Google has announced that Chrome 90 implemented Hardware-Enforced Stack Protection – a new Windows 10 security improvement that keeps memory stacks safe from cybersecurity bad actors.
The role of this protective measure is to guard against ROP (return-oriented programming) malware attacks by using CPU hardware to protect a program’s code while running.
The chip manufacturer Intel has worked with Microsoft to deal with the issue that allowed for malware installation. Microsoft notes that Hardware-Enforced Stack Protection will only work with chips using Intel’s integrated CET (Control-Flow Enforcement Technology) instructions. CET implements “shadow stacks,” meant to control transfer operations while remaining isolated from the data stack to prevent tampering.

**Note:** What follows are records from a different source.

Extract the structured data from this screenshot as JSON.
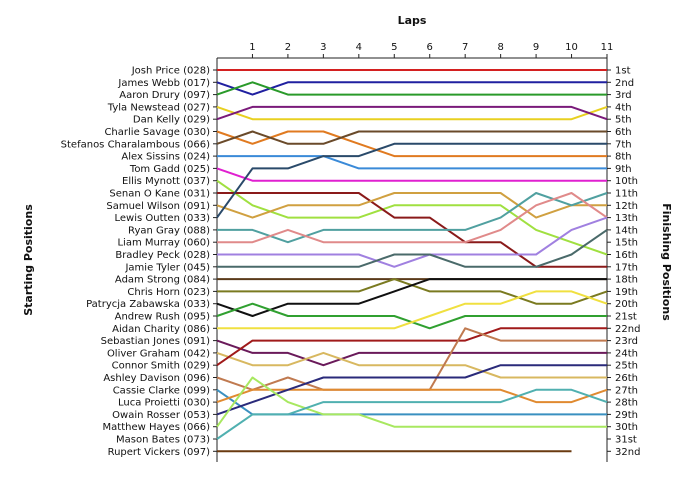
{
  "chart_data": {
    "type": "line",
    "title": "",
    "xlabel": "Laps",
    "ylabel_left": "Starting Positions",
    "ylabel_right": "Finishing Positions",
    "x": [
      0,
      1,
      2,
      3,
      4,
      5,
      6,
      7,
      8,
      9,
      10,
      11
    ],
    "x_ticks": [
      "1",
      "2",
      "3",
      "4",
      "5",
      "6",
      "7",
      "8",
      "9",
      "10",
      "11"
    ],
    "y_position_range": [
      1,
      32
    ],
    "grid": false,
    "starting_labels": [
      "Josh Price (028)",
      "James Webb (017)",
      "Aaron Drury (097)",
      "Tyla Newstead (027)",
      "Dan Kelly (029)",
      "Charlie Savage (030)",
      "Stefanos Charalambous (066)",
      "Alex Sissins (024)",
      "Tom Gadd (025)",
      "Ellis Mynott (037)",
      "Senan O Kane (031)",
      "Samuel Wilson (091)",
      "Lewis Outten (033)",
      "Ryan Gray (088)",
      "Liam Murray (060)",
      "Bradley Peck (028)",
      "Jamie Tyler (045)",
      "Adam Strong (084)",
      "Chris Horn (023)",
      "Patrycja Zabawska (033)",
      "Andrew Rush (095)",
      "Aidan Charity (086)",
      "Sebastian Jones (091)",
      "Oliver Graham (042)",
      "Connor Smith (029)",
      "Ashley Davison (096)",
      "Cassie Clarke (099)",
      "Luca Proietti (030)",
      "Owain Rosser (053)",
      "Matthew Hayes (066)",
      "Mason Bates (073)",
      "Rupert Vickers (097)"
    ],
    "finishing_labels": [
      "1st",
      "2nd",
      "3rd",
      "4th",
      "5th",
      "6th",
      "7th",
      "8th",
      "9th",
      "10th",
      "11th",
      "12th",
      "13th",
      "14th",
      "15th",
      "16th",
      "17th",
      "18th",
      "19th",
      "20th",
      "21st",
      "22nd",
      "23rd",
      "24th",
      "25th",
      "26th",
      "27th",
      "28th",
      "29th",
      "30th",
      "31st",
      "32nd"
    ],
    "series": [
      {
        "color": "#d42020",
        "positions": [
          1,
          1,
          1,
          1,
          1,
          1,
          1,
          1,
          1,
          1,
          1,
          1
        ]
      },
      {
        "color": "#2020a0",
        "positions": [
          2,
          3,
          2,
          2,
          2,
          2,
          2,
          2,
          2,
          2,
          2,
          2
        ]
      },
      {
        "color": "#2a9a2a",
        "positions": [
          3,
          2,
          3,
          3,
          3,
          3,
          3,
          3,
          3,
          3,
          3,
          3
        ]
      },
      {
        "color": "#e8d020",
        "positions": [
          4,
          5,
          5,
          5,
          5,
          5,
          5,
          5,
          5,
          5,
          5,
          4
        ]
      },
      {
        "color": "#7a1a7a",
        "positions": [
          5,
          4,
          4,
          4,
          4,
          4,
          4,
          4,
          4,
          4,
          4,
          5
        ]
      },
      {
        "color": "#e07a20",
        "positions": [
          6,
          7,
          6,
          6,
          7,
          8,
          8,
          8,
          8,
          8,
          8,
          8
        ]
      },
      {
        "color": "#6a4a2a",
        "positions": [
          7,
          6,
          7,
          7,
          6,
          6,
          6,
          6,
          6,
          6,
          6,
          6
        ]
      },
      {
        "color": "#3a8ad8",
        "positions": [
          8,
          8,
          8,
          8,
          9,
          9,
          9,
          9,
          9,
          9,
          9,
          9
        ]
      },
      {
        "color": "#e020d0",
        "positions": [
          9,
          10,
          10,
          10,
          10,
          10,
          10,
          10,
          10,
          10,
          10,
          10
        ]
      },
      {
        "color": "#a0e040",
        "positions": [
          10,
          12,
          13,
          13,
          13,
          12,
          12,
          12,
          12,
          14,
          15,
          16
        ]
      },
      {
        "color": "#8a1a1a",
        "positions": [
          11,
          11,
          11,
          11,
          11,
          13,
          13,
          15,
          15,
          17,
          17,
          17
        ]
      },
      {
        "color": "#d0a040",
        "positions": [
          12,
          13,
          12,
          12,
          12,
          11,
          11,
          11,
          11,
          13,
          12,
          12
        ]
      },
      {
        "color": "#2a4a6a",
        "positions": [
          13,
          9,
          9,
          8,
          8,
          7,
          7,
          7,
          7,
          7,
          7,
          7
        ]
      },
      {
        "color": "#50a0a0",
        "positions": [
          14,
          14,
          15,
          14,
          14,
          14,
          14,
          14,
          13,
          11,
          12,
          11
        ]
      },
      {
        "color": "#e08a8a",
        "positions": [
          15,
          15,
          14,
          15,
          15,
          15,
          15,
          15,
          14,
          12,
          11,
          13
        ]
      },
      {
        "color": "#a080e0",
        "positions": [
          16,
          16,
          16,
          16,
          16,
          17,
          16,
          16,
          16,
          16,
          14,
          13
        ]
      },
      {
        "color": "#4a6a6a",
        "positions": [
          17,
          17,
          17,
          17,
          17,
          16,
          16,
          17,
          17,
          17,
          16,
          14
        ]
      },
      {
        "color": "#5a3a1a",
        "positions": [
          18,
          18,
          18,
          18,
          18,
          18,
          18,
          18,
          18,
          18,
          18,
          18
        ]
      },
      {
        "color": "#7a7a20",
        "positions": [
          19,
          19,
          19,
          19,
          19,
          18,
          19,
          19,
          19,
          20,
          20,
          19
        ]
      },
      {
        "color": "#101010",
        "positions": [
          20,
          21,
          20,
          20,
          20,
          19,
          18,
          18,
          18,
          18,
          18,
          18
        ]
      },
      {
        "color": "#30a030",
        "positions": [
          21,
          20,
          21,
          21,
          21,
          21,
          22,
          21,
          21,
          21,
          21,
          21
        ]
      },
      {
        "color": "#f0e040",
        "positions": [
          22,
          22,
          22,
          22,
          22,
          22,
          21,
          20,
          20,
          19,
          19,
          20
        ]
      },
      {
        "color": "#6a1a5a",
        "positions": [
          23,
          24,
          24,
          25,
          24,
          24,
          24,
          24,
          24,
          24,
          24,
          24
        ]
      },
      {
        "color": "#d8b860",
        "positions": [
          24,
          25,
          25,
          24,
          25,
          25,
          25,
          25,
          26,
          26,
          26,
          26
        ]
      },
      {
        "color": "#a01a1a",
        "positions": [
          25,
          23,
          23,
          23,
          23,
          23,
          23,
          23,
          22,
          22,
          22,
          22
        ]
      },
      {
        "color": "#c07a50",
        "positions": [
          26,
          27,
          26,
          27,
          27,
          27,
          27,
          22,
          23,
          23,
          23,
          23
        ]
      },
      {
        "color": "#3a90c0",
        "positions": [
          27,
          29,
          29,
          29,
          29,
          29,
          29,
          29,
          29,
          29,
          29,
          29
        ]
      },
      {
        "color": "#e08a30",
        "positions": [
          28,
          27,
          27,
          27,
          27,
          27,
          27,
          27,
          27,
          28,
          28,
          27
        ]
      },
      {
        "color": "#2a2a7a",
        "positions": [
          29,
          28,
          27,
          26,
          26,
          26,
          26,
          26,
          25,
          25,
          25,
          25
        ]
      },
      {
        "color": "#a8e860",
        "positions": [
          30,
          26,
          28,
          29,
          29,
          30,
          30,
          30,
          30,
          30,
          30,
          30
        ]
      },
      {
        "color": "#50b0b0",
        "positions": [
          31,
          29,
          29,
          28,
          28,
          28,
          28,
          28,
          28,
          27,
          27,
          28
        ]
      },
      {
        "color": "#6a3a10",
        "positions": [
          32,
          32,
          32,
          32,
          32,
          32,
          32,
          32,
          32,
          32,
          32,
          null
        ]
      }
    ]
  }
}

Return-oriented programming and jump-oriented programming (JOP) are standard exploit methods used by malicious software that essentially hijack software’s control flow and execute malicious code. These methods are also used to run remote code on web pages created to infect visitors’ devices. Hardware-Enforced Stack Protection detects these disruptions to block the attacks in time.

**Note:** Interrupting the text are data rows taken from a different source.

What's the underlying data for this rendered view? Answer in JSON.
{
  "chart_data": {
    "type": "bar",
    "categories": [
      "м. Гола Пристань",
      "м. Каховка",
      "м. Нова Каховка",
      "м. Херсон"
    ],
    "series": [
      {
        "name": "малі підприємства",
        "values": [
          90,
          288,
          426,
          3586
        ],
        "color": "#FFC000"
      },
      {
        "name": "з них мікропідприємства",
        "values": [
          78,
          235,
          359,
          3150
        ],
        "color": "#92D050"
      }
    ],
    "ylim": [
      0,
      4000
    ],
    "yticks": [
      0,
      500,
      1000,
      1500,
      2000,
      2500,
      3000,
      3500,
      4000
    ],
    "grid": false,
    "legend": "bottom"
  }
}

“With this mitigation, the processor maintains a new, protected stack of valid return addresses (a shadow stack). This improves security by making exploits more difficult to write,” wrote Chrome Platform Security Team engineer Alex Gough on Google’s Security Blog page. He also pointed out that these changes may impact the stability of the software loaded into Chrome if it’s not mitigation-compatible.
This may concern users who use Chrome VPN extensions while browsing the World Wide Web. Fortunately, Google has provided developers with the information necessary to debug any issues with Chrome’s shadow stack.
The security update, already implemented by Microsoft Edge and Google Chrome, is likely to be adopted by other browsers built on Chromium, like Brave and Opera. Mozilla has also announced Intel CET support for its browser Firefox.
If you have a CET-compatible CPU such as 11th Gen Intel Core or AMD Zen 3 Ryzen and you are a Windows 10 user, you can already see this security update take effect.